Pertence ao Código de Processo Civil (Lei n.º 41/2013, de 26 de Junho)
Este artigo estabelece o procedimento para audição do magistrado quando é acionado judicialmente por indemnização. Após a apresentação da petição inicial, se não haja motivo imediato para rejeição, o processo é enviado ao magistrado arguido (por correio registado com aviso de receção) para que este apresente a sua defesa no prazo de 20 dias. O magistrado deve responder sobre o pedido e os seus fundamentos, podendo juntar documentos que considere relevantes. A devolução dos autos faz-se pela mesma via postal ou entrega na secretaria judicial, com ou sem resposta escrita. Uma consequência importante: se o magistrado não devolver os autos ou não efetuar a remessa dentro do prazo, o autor pode apresentar uma nova petição idêntica e o réu (magistrado) é automaticamente condenado no pedido formulado. Esta norma garante que o direito de defesa do magistrado é respeitado, mas penaliza a sua falta de colaboração processual.

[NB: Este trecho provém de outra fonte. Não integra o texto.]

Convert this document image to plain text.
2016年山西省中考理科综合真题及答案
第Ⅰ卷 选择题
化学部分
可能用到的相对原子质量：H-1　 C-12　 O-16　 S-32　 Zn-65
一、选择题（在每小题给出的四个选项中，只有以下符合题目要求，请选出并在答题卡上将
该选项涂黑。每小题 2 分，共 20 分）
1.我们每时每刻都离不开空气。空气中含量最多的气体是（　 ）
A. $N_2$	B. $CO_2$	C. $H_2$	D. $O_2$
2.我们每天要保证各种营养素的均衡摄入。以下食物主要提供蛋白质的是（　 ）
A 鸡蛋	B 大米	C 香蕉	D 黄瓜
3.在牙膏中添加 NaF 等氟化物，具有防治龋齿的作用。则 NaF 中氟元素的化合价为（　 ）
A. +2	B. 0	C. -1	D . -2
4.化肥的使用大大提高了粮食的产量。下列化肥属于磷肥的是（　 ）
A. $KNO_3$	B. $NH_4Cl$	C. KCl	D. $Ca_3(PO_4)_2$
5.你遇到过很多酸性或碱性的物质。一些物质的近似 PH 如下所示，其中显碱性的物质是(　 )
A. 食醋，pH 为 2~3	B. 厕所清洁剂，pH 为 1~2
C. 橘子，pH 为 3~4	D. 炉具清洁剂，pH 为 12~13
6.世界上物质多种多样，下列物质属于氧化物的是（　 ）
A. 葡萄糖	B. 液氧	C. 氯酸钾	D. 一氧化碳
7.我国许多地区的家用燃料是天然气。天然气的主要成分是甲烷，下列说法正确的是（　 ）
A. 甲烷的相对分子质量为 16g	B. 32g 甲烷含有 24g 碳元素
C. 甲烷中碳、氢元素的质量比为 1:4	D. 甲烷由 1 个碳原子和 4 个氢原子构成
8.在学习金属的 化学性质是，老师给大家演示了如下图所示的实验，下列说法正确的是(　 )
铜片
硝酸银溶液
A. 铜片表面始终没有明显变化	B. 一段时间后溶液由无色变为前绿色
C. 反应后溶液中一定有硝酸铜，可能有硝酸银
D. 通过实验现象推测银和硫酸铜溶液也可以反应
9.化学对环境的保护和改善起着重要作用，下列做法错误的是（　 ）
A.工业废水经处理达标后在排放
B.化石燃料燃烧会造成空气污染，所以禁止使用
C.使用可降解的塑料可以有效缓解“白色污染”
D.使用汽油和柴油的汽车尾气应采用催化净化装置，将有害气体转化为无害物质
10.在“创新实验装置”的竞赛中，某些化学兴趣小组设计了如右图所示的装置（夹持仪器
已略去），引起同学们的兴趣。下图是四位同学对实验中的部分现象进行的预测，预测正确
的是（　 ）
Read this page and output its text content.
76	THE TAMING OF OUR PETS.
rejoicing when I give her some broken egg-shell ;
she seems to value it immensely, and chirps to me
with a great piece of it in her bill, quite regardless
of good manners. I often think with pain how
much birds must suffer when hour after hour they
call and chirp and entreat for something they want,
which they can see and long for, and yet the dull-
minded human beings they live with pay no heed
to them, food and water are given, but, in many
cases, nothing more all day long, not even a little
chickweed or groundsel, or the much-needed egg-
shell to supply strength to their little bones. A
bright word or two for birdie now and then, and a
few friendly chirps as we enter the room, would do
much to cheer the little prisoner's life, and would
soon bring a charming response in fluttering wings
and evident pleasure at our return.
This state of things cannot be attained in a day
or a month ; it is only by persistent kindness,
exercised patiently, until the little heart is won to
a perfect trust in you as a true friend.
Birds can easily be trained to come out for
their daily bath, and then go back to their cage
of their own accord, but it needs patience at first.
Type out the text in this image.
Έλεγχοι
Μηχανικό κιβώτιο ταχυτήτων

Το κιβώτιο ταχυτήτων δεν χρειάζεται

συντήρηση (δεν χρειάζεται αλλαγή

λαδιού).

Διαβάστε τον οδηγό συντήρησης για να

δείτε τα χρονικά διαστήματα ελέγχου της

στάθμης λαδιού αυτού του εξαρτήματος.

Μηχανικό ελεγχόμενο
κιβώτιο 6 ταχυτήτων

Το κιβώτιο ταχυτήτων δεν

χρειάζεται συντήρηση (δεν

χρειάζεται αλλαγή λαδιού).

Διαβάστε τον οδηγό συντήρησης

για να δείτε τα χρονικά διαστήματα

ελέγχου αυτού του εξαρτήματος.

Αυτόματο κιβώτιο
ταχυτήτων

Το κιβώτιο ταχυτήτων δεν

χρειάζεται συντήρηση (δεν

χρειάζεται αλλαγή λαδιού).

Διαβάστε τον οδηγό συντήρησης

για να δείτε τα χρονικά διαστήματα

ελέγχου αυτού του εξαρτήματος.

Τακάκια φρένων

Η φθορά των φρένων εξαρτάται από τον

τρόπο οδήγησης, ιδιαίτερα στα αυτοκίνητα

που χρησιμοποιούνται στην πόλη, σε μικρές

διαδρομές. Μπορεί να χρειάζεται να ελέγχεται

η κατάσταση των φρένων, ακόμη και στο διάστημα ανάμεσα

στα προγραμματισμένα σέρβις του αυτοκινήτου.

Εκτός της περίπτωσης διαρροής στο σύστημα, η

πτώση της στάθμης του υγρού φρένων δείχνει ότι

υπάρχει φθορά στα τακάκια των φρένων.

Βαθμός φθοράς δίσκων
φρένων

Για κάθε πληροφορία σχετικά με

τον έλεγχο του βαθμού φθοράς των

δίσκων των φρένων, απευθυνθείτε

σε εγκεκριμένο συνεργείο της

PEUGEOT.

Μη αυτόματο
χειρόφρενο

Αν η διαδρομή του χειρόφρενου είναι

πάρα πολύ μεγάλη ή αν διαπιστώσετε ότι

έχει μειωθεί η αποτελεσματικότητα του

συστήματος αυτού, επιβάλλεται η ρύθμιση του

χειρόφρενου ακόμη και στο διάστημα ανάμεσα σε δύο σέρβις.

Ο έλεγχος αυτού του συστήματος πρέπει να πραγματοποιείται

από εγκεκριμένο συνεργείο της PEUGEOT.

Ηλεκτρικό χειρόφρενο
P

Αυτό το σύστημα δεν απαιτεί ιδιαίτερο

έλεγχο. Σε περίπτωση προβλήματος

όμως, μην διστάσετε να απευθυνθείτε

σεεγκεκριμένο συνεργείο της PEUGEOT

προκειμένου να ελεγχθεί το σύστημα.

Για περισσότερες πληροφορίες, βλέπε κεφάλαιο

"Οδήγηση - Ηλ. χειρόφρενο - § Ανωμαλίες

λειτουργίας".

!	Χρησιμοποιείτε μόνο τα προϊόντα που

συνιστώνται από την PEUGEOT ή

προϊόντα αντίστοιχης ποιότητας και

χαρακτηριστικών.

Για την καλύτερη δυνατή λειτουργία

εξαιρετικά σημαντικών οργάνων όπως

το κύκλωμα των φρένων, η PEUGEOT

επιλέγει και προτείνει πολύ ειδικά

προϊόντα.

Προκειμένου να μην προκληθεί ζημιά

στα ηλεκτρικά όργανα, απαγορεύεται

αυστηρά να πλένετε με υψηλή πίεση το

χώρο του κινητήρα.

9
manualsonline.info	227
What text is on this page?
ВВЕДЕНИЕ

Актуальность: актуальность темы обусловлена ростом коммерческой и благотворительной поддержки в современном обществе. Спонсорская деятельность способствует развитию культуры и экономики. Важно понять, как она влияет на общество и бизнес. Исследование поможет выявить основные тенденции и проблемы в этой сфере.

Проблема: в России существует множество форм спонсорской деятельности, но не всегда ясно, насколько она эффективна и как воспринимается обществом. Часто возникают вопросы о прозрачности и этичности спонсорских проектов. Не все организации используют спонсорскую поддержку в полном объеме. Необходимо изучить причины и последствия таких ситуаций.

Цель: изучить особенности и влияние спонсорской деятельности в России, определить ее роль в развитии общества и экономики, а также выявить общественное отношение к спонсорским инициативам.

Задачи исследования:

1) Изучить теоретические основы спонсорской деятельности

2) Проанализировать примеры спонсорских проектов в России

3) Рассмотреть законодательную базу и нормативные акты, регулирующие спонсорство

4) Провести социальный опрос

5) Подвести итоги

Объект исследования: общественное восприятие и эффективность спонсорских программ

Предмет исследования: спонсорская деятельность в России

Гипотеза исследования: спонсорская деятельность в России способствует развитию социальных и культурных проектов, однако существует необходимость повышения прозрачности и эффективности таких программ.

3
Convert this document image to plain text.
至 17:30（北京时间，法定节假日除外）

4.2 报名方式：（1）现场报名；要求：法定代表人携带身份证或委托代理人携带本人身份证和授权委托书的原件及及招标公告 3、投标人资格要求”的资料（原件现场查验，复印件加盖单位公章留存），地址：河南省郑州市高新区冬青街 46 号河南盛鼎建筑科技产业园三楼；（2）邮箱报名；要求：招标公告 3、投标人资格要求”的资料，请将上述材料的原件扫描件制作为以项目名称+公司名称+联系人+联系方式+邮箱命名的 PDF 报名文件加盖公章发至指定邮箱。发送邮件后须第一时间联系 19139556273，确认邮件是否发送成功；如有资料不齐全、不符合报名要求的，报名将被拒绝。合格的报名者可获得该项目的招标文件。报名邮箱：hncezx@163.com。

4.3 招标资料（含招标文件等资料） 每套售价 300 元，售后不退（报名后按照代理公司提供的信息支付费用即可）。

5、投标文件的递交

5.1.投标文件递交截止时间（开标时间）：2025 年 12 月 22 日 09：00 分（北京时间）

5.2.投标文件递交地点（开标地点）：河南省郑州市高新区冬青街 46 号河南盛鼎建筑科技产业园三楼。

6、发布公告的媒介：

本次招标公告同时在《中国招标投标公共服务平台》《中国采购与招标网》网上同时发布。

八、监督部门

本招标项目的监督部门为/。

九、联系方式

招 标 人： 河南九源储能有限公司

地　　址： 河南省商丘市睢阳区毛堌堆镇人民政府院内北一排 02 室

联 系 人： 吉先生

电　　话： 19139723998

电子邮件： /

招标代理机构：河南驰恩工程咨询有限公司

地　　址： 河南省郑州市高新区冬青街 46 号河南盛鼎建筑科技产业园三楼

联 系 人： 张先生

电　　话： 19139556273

Um cidadão apresenta petição de indemnização alegando que um juiz cometeu erro manifesto numa sentença que o prejudicou. A petição é enviada por correio registado ao juiz para responder em 20 dias. O juiz recebe e, no prazo, envia argumentos e documentação explicando as suas razões. O processo prossegue normalmente com análise das duas posições.
Uma magistrada recebe a notificação de uma ação de indemnização mas não devolve os autos nem responde no prazo de 20 dias. O autor pode apresentar uma nova petição idêntica e, automaticamente, a magistrada é condenada no montante pedido, sem possibilidade de defesa posterior.
Um procurador do tribunal recebe por correio os autos da ação contra um magistrado e, cumprindo o artigo 969.º, entrega-os na secretaria judicial dentro do prazo legal, mesmo que não inclua resposta escrita. Esta entrega válida satisfaz a obrigação processual.